Poucas – ou pouquíssimas – são as ocasiões que temos para apreciar a natureza e a arte, e poucas são as oportunidades em que nosso olhar se aproxima do do artista num gesto de eterna cumplicidade. E é justamente isso que o artista Carlos Pazos (Barcelona, 1949) nos propõe – e mais do que alcança.
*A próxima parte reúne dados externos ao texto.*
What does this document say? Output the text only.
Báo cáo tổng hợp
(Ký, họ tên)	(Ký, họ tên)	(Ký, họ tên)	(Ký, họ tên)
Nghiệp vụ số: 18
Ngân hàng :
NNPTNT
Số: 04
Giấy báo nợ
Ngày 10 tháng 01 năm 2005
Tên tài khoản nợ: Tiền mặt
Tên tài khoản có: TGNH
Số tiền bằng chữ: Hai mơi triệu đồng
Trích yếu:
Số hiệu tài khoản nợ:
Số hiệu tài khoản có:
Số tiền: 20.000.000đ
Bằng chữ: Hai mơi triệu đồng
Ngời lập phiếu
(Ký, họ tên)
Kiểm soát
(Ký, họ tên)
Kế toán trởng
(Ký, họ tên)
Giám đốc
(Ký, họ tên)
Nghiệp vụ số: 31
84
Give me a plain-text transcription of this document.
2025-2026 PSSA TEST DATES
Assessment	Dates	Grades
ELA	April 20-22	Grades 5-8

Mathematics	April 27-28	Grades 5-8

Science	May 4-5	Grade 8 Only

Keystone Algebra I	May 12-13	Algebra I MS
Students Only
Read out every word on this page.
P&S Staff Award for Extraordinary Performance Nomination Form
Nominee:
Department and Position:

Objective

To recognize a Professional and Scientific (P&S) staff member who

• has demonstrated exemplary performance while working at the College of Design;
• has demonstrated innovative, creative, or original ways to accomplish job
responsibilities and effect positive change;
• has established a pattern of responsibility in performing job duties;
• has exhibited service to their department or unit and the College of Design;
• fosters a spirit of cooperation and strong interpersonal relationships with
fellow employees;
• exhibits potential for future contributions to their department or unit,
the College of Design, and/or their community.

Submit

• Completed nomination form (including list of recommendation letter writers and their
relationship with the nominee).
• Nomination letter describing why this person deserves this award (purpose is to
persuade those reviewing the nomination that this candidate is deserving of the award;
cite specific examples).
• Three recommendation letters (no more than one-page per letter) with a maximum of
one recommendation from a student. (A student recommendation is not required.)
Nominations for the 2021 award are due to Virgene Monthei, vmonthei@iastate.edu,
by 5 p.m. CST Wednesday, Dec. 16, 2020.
No município de Argentona, em Mas Cabanyes, está sendo exibido Portátil , uma espécie de museu móvel que abarca boa parte da trajetória deste criador singular que, no início dos anos 2000, soube antecipar as dificuldades de armazenamento que todo artista enfrenta. Porque, digam-me claramente, a fragilidade do mercado da arte, ou seja, um colecionismo praticamente inexistente e uma lei de mecenato opressiva, não permitiram que nossos criadores decolassem e ocupassem seu devido lugar; pelo contrário, os levaram inevitavelmente a problemas impossíveis de redirecionar no cenário precário atual. E é justamente nesses espaços de criatividade heterogênea que devemos concentrar nossa atenção, porque são justamente esses depósitos de memória e escrita contemporânea, onde se acumula a criatividade de um sistema que, apesar da vontade de muitos, não é capaz de decolar.
Diante dessa realidade sombria, nosso artista formula um sistema expositivo itinerante que escapa à estrutura restrita do museu. Assim, como se fosse uma daquelas Missões Pedagógicas promovidas pelo Governo da Segunda República, Pazos inicia, em 2004, um projeto itinerante no qual ele conjuga, em partes iguais, ilusão e resiliência; um desejo de permanência e continuidade com aqueles que o precederão, e força e rebelião em relação a um sistema artístico movido pelo imediatismo e pelo esquecimento.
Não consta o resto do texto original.